La rue Drécha est un marché perpétuel où l'on trouve toutes sortes de marchandises de l'Europe et de l'Inde. C'est là que tous les ordres de la ville se rassemblent et se mêlent indifféremment pour vendre ou acheter. On y fait les changes et les encans; on y vend les esclaves; et dans une ville où le commerce est si florissant, il n'y a personne qui n'ait journellement quelque intérêt à ce qui s'y passe. La foule est si serrée, que tout le monde y portant de grands chapeaux nommés sombreros, dont le diamètre est au moins de six ou sept pieds, et qui servent également à défendre de la chaleur et de la pluie, il semble, de la manière dont ils s'entre-touchent, qu'ils ne fassent qu'une seule couverture. Les esclaves ne s'y vendent pas avec plus de décence qu'en Turquie, c'est-à-dire qu'on les y mène en troupes de l'un ou de l'autre sexe comme les animaux les plus vils, et que chacun a la liberté de les visiter curieusement. Les plus chers, du temps de Pyrard, ne coûtaient que vingt ou trente pardos, quoiqu'il s'y trouvât des hommes très-bien faits, et de fort belles femmes de tous les pays des Indes, dont la plupart savaient jouer des instrumens, broder, coudre, faire toutes sortes d'ouvrages, de confitures et de conserves. Pyrard observa que, malgré la chaleur du pays, tous ces esclaves indiens des deux sexes n'exhalent pas de mauvaise odeur; au lieu que les Nègres d'Afrique sentent, dit-il, le porreau vert, odeur qui devient insupportable lorsqu'ils sont échauffés.

Les Portugais de Goa ne se font pas un scrupule d'user des jeunes esclaves qu'ils achètent, lorsqu'elles sont sans maris.
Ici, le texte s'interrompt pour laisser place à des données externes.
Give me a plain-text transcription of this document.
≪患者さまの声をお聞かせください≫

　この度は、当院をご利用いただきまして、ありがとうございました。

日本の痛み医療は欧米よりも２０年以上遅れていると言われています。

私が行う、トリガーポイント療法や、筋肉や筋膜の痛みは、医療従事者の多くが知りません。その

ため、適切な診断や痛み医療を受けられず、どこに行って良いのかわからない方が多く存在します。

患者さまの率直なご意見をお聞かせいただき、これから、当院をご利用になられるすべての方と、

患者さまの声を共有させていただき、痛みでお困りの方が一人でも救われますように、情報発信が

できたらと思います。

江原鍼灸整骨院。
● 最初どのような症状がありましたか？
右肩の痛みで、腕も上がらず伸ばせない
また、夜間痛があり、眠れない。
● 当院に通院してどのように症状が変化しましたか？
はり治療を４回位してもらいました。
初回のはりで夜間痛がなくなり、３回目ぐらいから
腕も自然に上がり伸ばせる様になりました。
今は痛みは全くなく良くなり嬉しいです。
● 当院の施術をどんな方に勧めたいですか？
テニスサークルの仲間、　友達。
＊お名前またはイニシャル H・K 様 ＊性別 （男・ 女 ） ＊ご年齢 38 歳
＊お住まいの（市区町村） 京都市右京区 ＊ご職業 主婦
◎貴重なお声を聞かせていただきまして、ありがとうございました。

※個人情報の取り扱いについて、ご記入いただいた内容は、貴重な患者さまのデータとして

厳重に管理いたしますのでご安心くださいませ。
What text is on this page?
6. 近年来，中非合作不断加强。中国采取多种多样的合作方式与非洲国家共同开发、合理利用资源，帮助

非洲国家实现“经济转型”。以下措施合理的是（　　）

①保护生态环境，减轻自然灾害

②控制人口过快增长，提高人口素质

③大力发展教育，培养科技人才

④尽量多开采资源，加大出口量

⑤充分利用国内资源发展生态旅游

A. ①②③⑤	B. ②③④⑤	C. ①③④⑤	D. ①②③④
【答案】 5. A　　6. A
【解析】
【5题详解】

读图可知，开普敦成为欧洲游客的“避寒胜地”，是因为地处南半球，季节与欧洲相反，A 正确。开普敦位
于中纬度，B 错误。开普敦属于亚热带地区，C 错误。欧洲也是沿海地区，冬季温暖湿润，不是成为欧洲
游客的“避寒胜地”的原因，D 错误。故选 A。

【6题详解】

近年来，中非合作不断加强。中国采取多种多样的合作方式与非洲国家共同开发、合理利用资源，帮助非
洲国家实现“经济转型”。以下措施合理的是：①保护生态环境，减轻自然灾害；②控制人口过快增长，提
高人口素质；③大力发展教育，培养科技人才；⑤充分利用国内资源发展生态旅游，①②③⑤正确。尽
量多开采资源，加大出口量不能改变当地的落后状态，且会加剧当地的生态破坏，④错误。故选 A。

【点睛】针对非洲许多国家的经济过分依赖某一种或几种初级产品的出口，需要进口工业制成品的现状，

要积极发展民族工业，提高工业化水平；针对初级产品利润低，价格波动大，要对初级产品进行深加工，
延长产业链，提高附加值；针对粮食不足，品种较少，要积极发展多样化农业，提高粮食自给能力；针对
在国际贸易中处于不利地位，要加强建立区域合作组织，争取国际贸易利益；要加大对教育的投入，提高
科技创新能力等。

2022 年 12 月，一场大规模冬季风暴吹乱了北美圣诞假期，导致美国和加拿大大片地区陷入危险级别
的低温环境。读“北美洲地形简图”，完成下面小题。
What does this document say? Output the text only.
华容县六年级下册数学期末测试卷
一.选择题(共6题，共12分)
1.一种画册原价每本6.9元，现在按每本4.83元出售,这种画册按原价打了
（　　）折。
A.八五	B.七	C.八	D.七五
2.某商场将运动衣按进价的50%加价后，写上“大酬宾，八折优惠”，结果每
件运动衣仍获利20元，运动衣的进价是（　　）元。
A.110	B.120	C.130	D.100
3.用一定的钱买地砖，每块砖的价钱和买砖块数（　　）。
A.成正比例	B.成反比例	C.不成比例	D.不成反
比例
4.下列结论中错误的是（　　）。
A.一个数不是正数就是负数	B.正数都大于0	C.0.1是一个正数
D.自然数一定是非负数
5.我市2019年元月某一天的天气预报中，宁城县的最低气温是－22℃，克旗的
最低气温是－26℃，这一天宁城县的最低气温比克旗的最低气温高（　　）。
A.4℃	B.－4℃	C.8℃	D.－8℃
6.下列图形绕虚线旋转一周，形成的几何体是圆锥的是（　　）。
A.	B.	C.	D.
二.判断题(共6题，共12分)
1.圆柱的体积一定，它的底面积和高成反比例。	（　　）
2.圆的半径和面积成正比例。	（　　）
S'ils les marient eux-mêmes, ils renoncent à ce droit, et leur parole devient une loi qu'ils ne croient pas pouvoir violer sans crime. S'ils ont un enfant mâle d'une esclave, l'enfant est légitimé, et la mère est déclarée libre. C'est une richesse à Goa, qu'un grand nombre d'esclaves: outre ceux dont on tire des services domestiques, d'autres qui s'occupent au-dehors sont obligés d'apporter chaque jour ou chaque semaine à leur maître ce qu'ils ont gagné par leur travail. On voit dans le même marché un grand nombre de ces esclaves qui ne sont point à vendre, mais qui mettent eux-mêmes leurs ouvrages en vente, ou qui cherchent des occupations convenables à leurs talens. Les filles se parent soigneusement pour plaire aux spectateurs, et cet usage donne lieu à beaucoup de désordres.

Il se trouve dans le marché de la rue Drécha quantité de beaux chevaux arabes et persans, qui se vendent nus jusqu'à cinq cents pardos; mais la plupart y sont amenés avec de superbes harnais, dont la valeur surpasse quelquefois celle du cheval.

La marée montant jusqu'à la ville, les habitans sont réduits à tirer l'eau qu'ils boivent de quelques sources qui descendent des montagnes, dont il se forme des ruisseaux qui arrosent plusieurs parties de l'île. Il y a peu de maisons dans Goa qui n'aient des puits; mais cette eau ne peut servir qu'aux besoins domestiques. Celle qui se boit est apportée d'une belle fontaine nommée Banguenin, que les Portugais ont environnée de murs à un quart de lieue de la ville. Ils ont pratiqué au-dessous quantité de réservoirs où l'on blanchit le linge, et d'autres qui servent comme de bains publics. Quoique le chemin en soit fort pénible, et qu'on ait à monter et descendre trois ou quatre grandes montagnes, on y rencontre nuit et jour quantité de gens qui vont et qui viennent. L'eau se vend par la ville. Un grand nombre d'esclaves, employés continuellement à cette besogne, la portent dans des cruches de terre qui tiennent environ deux seaux, et vendent la cruche cinq bosourouques, qui reviennent à six deniers. Il aurait été facile aux Portugais de faire venir la source entière dans Goa par des tuyaux ou des aquéducs; mais ils prétendent que le principal avantage serait pour les étrangers, auxquels il n'en coûterait rien pour avoir de l'eau, quoiqu'ils soient en plus grand nombre qu'eux dans la ville; sans compter que le soin d'en apporter occupe les esclaves, et fait un revenu continuel pour les maîtres qui tirent le fruit de leur travail.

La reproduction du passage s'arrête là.